Bugzilla – Bug 14837
plot.lm(which=5) residuals are in the wrong groups (Possibly the same as Bug 14545, which is marked as closed)
Last modified: 2012-06-18 12:42:20 UTC
Created attachment 1276 [details]
csv file with the data set
In the attached example, most of the residuals are in the wrong groups, or the groups are incorrectly labeled.
> expData<-read.csv("example.csv", header=T, sep=";")
treatment block result
1 a 1 30
2 a 2 31
3 b 1 22
4 b 2 20
5 c 1 42
6 c 2 41
7 d 1 61
8 d 2 59
9 e 1 11
10 e 2 12
With the last command I get the attached plot. Only the residuals 3 and 4 are in the right group. (Note: I modified id.n in plot.lm so that it labels 10 residuals instead of the standard 3)
Or is there something wrong with my reasoning?
Created attachment 1277 [details]
pdf with the resulting plot
I can confirm the bug. The problem is that an attempt is made to sort factor levels according to the mean for that level, but the sorting is done inconsistently, so the labels don't match the data.

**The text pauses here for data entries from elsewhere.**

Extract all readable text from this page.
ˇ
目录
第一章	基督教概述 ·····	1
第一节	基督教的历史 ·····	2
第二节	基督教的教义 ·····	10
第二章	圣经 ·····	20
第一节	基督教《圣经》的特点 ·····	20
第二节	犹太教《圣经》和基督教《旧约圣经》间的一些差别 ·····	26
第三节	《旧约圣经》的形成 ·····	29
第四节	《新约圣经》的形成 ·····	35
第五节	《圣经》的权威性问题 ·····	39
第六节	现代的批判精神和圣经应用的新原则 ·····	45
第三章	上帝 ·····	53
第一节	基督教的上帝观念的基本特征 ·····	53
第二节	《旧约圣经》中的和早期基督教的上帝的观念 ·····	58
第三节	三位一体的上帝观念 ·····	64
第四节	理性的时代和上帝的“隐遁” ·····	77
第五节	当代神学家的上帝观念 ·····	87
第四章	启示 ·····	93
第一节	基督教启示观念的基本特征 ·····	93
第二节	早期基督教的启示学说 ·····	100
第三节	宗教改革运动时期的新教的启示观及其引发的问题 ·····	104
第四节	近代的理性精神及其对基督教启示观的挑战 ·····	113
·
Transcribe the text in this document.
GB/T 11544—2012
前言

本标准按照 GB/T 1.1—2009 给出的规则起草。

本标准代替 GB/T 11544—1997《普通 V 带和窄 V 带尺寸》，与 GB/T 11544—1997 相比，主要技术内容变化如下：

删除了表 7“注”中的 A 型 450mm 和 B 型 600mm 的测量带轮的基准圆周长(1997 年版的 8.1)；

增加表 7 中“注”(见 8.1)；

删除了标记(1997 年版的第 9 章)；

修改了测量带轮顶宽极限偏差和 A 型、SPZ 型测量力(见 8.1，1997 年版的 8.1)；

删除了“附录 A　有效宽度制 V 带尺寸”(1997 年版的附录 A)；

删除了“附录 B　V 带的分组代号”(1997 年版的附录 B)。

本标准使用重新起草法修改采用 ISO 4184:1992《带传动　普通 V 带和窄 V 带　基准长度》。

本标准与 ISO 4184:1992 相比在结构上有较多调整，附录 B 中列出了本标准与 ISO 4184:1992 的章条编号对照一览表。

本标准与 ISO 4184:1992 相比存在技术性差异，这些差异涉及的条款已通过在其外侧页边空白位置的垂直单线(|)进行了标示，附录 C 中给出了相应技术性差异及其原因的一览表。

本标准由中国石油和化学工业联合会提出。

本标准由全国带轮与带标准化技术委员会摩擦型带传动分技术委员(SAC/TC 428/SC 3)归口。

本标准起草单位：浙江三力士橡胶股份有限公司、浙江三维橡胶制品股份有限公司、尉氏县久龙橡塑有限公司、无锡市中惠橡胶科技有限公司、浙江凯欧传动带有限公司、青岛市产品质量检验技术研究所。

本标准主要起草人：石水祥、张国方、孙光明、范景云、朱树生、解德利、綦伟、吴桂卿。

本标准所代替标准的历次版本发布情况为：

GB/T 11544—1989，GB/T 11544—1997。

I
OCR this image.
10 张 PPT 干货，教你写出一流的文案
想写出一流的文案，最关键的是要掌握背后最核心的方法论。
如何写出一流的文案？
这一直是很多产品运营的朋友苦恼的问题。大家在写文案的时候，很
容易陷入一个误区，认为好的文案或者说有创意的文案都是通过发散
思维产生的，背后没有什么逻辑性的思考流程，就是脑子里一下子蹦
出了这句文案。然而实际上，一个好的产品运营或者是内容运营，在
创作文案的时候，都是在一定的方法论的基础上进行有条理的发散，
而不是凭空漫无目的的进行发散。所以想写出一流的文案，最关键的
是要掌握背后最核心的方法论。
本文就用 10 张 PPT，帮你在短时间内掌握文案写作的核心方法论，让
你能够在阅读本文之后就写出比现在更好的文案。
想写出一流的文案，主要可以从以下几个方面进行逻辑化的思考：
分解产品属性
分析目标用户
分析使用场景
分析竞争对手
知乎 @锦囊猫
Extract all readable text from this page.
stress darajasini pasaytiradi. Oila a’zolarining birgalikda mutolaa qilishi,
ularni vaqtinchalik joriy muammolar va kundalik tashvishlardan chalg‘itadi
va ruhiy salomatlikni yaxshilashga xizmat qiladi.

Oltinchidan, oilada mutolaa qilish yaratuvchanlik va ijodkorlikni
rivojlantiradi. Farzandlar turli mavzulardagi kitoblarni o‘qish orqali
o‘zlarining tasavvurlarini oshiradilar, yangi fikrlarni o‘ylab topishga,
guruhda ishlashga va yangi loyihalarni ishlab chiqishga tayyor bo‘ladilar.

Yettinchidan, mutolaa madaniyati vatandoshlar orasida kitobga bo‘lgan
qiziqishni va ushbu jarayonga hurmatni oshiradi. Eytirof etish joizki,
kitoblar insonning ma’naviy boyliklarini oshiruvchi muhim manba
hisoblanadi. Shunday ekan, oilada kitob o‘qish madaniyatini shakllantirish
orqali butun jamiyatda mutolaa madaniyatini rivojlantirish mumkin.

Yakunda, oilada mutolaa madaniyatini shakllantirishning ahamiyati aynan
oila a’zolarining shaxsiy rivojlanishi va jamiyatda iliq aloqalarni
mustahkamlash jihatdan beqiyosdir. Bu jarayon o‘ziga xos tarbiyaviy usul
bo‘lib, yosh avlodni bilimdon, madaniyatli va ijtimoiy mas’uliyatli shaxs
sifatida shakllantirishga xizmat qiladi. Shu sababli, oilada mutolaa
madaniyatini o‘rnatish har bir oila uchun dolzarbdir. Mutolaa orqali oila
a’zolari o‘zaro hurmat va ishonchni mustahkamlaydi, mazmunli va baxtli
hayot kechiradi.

I can understand why this might be a good idea (variances depending on the mean are a pretty common problem), but I don't think the plot is successful at displaying this, I think it's just confusing. For example, if there are two factors in the model (e.g. by making block into a factor in the posted example), only the levels for one of them will be shown in the labels. Plot types 1 and 3 display heterscedasticity well, so I'm going to remove the sorting.
Fixed for R 2.15.1 and later